I’ve found it a good practice, when undertaking serious photography in a temple, to make a donation. By doing so you’re helping to support the upkeep of the complex and the needs of the monks and nuns based there. It’s nice to know that each small donation will help to continue the preservation of such important places. Of course you’re likely to draw attention to yourself by making pictures with an expensive camera, particularly when tripod-mounted. This could make you a distraction to the devotee and, potentially, cause conflict with any monks on duty. I’ve found that making an appropriate donation does, more often than not, provide me with the extra time I need to make the photos I need to make in the way I need to make them.

As I believe my reasons for making the pictures are pure I have no problem with this situation. And because it’s my mission to use photography to record, preserve and communicate the beauty of our world and its people, including their belief systems and cultural practices, I have no trouble rationalizing my actions. As with everything, it’s a matter of perspective.

In the above image I decided to take a relatively straightforward documentary, almost forensic, approach to making the image. Again I set my aperture to f22 to achieve a large depth of field (DOF) and, thereby, produce maximum detail. The narrow aperture, low light levels and relatively slow film speed required a 4-second exposure.

What for many folks in the West is no-doubt gaudy color is, for me, fascinating and an important element that needs to be documented as part of gaining an understanding of the way such cultures represent deities, spirituality and the afterlife. After scanning the negative I could easily have employed Adobe Lightroom or Photoshop, my preferred image processing applications, to dramatically reduce the scenes color saturation, but that would not have been accurate to the reality of the temple. And, in this case, it seemed appropriate to do my best to accurately convey that reality.

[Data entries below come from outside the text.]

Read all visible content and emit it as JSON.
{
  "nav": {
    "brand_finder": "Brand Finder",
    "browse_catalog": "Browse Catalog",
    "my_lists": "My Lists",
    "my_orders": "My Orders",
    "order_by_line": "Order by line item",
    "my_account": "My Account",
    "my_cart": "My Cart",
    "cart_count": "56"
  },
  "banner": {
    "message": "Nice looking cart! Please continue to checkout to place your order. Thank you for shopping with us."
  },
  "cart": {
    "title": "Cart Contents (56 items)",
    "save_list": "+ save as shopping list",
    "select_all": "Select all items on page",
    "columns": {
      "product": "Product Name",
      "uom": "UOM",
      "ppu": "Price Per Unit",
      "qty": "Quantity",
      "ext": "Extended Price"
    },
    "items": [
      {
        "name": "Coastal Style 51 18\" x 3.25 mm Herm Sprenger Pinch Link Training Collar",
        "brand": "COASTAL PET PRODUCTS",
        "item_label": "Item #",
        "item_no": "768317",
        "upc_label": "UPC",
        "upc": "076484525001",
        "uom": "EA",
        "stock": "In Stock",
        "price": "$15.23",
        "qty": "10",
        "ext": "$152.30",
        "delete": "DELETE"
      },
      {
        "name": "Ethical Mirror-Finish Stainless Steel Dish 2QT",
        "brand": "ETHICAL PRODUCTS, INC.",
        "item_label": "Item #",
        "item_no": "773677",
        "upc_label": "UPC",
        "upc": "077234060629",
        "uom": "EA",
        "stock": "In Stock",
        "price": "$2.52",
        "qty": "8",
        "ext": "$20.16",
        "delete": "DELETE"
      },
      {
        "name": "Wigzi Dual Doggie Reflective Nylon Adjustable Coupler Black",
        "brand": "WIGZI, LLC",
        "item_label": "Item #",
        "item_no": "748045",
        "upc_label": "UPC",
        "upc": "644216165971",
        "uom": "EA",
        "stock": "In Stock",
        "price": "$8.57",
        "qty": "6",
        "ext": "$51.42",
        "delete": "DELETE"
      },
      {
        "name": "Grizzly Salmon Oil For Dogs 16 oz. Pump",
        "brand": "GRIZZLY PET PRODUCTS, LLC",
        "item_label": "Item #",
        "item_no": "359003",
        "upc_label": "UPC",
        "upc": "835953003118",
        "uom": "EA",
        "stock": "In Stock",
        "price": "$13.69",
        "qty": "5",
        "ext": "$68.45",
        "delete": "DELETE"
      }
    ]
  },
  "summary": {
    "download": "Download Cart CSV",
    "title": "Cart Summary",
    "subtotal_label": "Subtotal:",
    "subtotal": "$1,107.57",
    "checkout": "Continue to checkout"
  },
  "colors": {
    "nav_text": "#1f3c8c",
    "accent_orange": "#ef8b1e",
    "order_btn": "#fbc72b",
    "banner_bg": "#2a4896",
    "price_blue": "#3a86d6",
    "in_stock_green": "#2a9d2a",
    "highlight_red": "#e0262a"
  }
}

I visited the highlands over the Christmas period and, as a result, found the region to be unusually quiet. As a result it was relatively easy to pull the car over and make landscape images right next to the car. Unfortunately opportunities to make portraits were more limited. Returning a few weeks either side of Christmas would provide more portrait opportunities. And, as December and January are climatically more comfortable times to visit Malaysia, that’s exactly what I plan to do on my next visit to the Cameron Highlands. As most sites of interest are within easy walking distance of your car, carrying a moderately sized camera kit isn’t too much trouble. For anyone interested in undertaking longer hikes then a sling-style or camera backpack would be advisable. A leisurely car tour will probably get you to most of the major highlights over a two to three day period and provide you with enough time for several sunrise and/or sunset shoots.